Finally getting help
These walls bring safety; keep what I fear away. I can’t defend myself because I don’t know what I fear. How can I be afraid of something I don’t know? I don’t have a name for it, no image, smell nor anything associated with it, but a feeling of panic. It’s invisible, odorless, and generates no sound. As far as everyone else is concerned, there is nothing to fear. I know I’m over-reacting but my mind doesn’t. I want to calm down, be serene, but I get tense about nothing. I used to be fine and I don’t know what happened. Did the gears stop? Why couldn’t I continue? What changed? I never liked change but this is beyond change; this is a transformation. I don’t like what happened to me. Something just clicked inside and told me to fear. It’s like I just realized there are other people in the world. I became self-conscience all of a sudden. I don’t like thinking about myself; thinking about other people thinking of me. Nobody pays attention to me but I feel like I’m under watch.
Always searching, but not very far. The answers lay beyond the walls. I dare not venture past the confides of this house. I am trapped by nothing. The door is there, but I can’t open it. How can I be locked INSIDE my house? The locks are on my side but they’re working against me. This house is not a home, but a protecting prison. It shields me from everything. I can’t be exposed to what I want and fear.
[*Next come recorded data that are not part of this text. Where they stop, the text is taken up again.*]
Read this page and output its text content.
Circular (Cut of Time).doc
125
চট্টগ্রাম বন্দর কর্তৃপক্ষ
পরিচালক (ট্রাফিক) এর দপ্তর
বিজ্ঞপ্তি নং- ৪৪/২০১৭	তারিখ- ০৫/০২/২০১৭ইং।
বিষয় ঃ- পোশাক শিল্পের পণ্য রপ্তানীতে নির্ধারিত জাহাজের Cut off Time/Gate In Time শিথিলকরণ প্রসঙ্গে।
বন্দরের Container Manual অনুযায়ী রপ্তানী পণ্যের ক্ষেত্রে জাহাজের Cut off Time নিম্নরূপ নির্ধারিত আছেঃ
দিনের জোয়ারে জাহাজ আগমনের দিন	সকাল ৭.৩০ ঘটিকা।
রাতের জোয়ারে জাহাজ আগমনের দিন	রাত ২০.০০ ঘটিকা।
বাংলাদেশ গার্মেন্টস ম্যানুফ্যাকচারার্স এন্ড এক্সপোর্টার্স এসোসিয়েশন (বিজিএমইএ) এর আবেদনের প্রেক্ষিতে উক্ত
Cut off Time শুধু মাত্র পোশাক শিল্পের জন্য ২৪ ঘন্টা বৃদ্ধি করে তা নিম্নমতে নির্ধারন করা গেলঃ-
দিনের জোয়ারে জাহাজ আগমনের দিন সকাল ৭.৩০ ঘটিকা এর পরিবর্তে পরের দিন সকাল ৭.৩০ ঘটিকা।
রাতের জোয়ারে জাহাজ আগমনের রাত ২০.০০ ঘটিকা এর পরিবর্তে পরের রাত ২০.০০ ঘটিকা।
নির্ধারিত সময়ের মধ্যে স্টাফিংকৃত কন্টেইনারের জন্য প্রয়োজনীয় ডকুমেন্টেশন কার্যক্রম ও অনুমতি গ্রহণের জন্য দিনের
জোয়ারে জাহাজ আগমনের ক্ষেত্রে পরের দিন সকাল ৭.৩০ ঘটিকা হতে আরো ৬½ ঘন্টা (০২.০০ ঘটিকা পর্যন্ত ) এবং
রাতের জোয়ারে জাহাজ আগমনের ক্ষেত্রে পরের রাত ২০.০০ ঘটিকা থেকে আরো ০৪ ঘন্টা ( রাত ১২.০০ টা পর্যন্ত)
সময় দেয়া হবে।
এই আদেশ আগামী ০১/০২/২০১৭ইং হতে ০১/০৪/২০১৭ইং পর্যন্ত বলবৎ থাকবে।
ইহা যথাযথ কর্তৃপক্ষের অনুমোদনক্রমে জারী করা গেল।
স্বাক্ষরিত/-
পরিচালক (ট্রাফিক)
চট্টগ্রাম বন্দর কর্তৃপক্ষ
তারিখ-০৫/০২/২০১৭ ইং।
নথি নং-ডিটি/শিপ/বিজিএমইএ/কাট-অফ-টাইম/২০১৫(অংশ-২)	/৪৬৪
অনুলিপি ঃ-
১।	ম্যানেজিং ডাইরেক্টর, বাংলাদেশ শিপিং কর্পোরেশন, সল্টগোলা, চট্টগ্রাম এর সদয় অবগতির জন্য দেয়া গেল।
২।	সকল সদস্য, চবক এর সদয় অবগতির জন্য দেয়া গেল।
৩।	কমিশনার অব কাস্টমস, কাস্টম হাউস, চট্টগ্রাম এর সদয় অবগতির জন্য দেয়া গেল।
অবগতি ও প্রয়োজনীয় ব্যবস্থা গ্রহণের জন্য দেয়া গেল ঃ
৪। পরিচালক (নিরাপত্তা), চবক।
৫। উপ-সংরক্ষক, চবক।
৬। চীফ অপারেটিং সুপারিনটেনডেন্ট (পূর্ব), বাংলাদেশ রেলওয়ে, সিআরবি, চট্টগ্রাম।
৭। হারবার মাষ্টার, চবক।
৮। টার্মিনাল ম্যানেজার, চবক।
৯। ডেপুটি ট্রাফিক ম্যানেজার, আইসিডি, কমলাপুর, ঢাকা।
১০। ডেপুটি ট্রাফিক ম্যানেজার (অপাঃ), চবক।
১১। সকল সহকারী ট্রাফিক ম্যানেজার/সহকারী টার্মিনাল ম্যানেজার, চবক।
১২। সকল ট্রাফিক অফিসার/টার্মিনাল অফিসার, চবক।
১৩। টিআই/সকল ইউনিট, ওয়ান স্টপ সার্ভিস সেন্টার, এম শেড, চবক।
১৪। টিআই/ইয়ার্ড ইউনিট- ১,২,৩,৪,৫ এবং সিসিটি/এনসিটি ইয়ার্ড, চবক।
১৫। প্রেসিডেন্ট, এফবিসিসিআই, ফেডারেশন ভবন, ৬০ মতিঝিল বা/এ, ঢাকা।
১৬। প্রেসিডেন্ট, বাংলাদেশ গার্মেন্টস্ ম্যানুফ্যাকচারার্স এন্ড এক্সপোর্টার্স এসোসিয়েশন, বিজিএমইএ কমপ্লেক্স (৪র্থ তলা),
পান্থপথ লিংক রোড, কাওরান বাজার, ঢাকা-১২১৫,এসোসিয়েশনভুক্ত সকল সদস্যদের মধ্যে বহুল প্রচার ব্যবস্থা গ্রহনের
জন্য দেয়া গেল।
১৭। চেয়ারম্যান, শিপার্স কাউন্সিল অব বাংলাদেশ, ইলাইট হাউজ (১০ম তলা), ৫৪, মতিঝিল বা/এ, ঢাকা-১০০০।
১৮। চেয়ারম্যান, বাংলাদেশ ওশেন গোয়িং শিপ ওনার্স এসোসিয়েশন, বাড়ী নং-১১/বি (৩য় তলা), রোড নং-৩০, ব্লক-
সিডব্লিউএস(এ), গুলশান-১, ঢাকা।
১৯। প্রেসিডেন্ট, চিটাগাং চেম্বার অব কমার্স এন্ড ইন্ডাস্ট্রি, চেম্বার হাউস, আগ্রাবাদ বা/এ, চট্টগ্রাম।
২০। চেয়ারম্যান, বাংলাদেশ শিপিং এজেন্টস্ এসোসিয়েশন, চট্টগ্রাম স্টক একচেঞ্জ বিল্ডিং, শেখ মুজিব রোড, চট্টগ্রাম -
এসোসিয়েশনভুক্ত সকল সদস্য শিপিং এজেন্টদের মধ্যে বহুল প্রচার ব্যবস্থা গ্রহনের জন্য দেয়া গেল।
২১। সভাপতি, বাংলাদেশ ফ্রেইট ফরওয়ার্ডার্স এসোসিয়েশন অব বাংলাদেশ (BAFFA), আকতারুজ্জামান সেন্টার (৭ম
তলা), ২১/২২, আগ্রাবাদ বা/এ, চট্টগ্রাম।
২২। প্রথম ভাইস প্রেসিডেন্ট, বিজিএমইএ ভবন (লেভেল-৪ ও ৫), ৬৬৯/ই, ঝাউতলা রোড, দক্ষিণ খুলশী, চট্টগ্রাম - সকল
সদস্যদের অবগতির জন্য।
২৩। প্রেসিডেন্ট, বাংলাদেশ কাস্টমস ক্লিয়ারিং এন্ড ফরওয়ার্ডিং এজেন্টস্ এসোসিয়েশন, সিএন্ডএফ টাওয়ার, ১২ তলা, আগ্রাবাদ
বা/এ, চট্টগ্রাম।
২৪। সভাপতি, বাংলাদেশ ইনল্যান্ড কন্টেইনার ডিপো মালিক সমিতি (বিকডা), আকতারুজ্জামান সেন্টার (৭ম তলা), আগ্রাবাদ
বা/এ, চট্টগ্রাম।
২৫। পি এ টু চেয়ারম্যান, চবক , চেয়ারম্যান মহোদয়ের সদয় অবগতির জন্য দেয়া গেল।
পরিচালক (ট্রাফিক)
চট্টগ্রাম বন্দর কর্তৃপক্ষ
Why do I feel this way? Nothing changed but my perspective. I can’t reset it; unlearn. There are other people besides me and they are entitled to their opinion as I am to mine. I’ve known this forever but now it seems to affect me. I don’t care what people think of me but my mind makes a big deal of it and all I want to do is forget. I’ve never felt so caged; trapped by staring eyes.
Leave me alone, you think you know me? You know nothing of me! Get off me! You know as little as I tell you and I told you nothing! You don’t know what happens from day to day. YOU DON’T KNOW ME! I am just a book you try to decipher. It’s not even about me anymore, it’s about decoding me. I show you a plain and simple story. Look closer! There is more than you know.